Many of the problems start at the bottom of the supply chain involving ‘wafers’. The wafers are used with the small semiconductor to create a chip which is then placed in modules for things like steering, brakes and information systems.

According to Hau Thai-Tang, Ford’s chief product platform and operating officer, a delivery time of 26 weeks is required to build the chips before they are installed in a vehicle.

The origin of the shortage dates back to early last year when Covid caused the shutdown of vehicle assembly plants. As the facilities closed, wafer and chip suppliers diverted the parts to other sectors, such as consumer electronics, which were not expected to be so hurt by stay-at-home orders.

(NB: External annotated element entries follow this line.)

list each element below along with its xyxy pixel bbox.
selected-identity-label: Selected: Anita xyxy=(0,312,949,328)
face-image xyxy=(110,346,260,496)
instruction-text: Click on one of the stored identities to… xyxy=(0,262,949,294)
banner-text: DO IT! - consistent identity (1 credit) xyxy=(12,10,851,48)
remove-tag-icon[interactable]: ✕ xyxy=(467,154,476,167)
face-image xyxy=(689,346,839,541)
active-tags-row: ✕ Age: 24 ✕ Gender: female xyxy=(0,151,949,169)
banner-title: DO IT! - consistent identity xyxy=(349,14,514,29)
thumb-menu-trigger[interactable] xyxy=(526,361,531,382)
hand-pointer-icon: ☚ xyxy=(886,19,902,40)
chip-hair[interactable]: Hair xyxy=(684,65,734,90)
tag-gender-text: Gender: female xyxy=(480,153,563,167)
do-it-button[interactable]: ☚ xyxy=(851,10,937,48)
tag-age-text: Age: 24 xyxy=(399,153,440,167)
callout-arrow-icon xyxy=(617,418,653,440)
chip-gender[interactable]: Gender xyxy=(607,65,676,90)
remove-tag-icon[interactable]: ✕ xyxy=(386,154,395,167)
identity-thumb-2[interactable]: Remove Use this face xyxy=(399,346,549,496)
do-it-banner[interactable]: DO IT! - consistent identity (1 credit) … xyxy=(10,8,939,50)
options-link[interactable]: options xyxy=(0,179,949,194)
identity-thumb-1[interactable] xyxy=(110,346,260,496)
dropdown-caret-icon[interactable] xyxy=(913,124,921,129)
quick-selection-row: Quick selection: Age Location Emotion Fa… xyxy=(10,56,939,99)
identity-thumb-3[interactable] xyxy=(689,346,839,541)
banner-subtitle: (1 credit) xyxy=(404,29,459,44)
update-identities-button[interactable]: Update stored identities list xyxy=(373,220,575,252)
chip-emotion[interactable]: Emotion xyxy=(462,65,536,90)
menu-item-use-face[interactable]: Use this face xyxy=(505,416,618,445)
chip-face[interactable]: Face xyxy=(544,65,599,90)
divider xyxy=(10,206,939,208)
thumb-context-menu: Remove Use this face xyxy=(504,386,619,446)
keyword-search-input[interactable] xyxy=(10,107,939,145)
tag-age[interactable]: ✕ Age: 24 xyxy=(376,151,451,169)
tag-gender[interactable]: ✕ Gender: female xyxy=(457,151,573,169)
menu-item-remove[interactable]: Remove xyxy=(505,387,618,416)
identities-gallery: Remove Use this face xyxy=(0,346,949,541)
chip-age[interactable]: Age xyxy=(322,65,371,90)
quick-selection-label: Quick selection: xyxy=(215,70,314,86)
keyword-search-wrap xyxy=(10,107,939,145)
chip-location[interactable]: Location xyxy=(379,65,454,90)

“Those chip makers as well as wafer makers have started redesigning their ability to like consumer electronics, which has increased due to people working at home and virtual work patterns,” Thai-Tang said at an investor conference last year. “Fast forward, if you add 26 weeks to the time they made the decisions, the drain or the trough in the offer started falling into the car the last half of last year.”

But demand for new vehicles was more resilient than expected during the shutdown, especially by consumers, so the industry recovered much faster than anyone expected. While this was happening, chip suppliers continued to divert resources from the car, trying to catch up with demand from the automotive industry.

“There is no easy way out of this,” said Kristin Dziczek, vice president of industry, labor and economics at the Center for Automotive Research. “Last year we knew that once they could flatten the curve and get safety protocols in place, they could return to production. That is not the case now. We have very long delivery times and more and more demand for chips.”

– CNBC’s Lora Kolodny contributed to this article.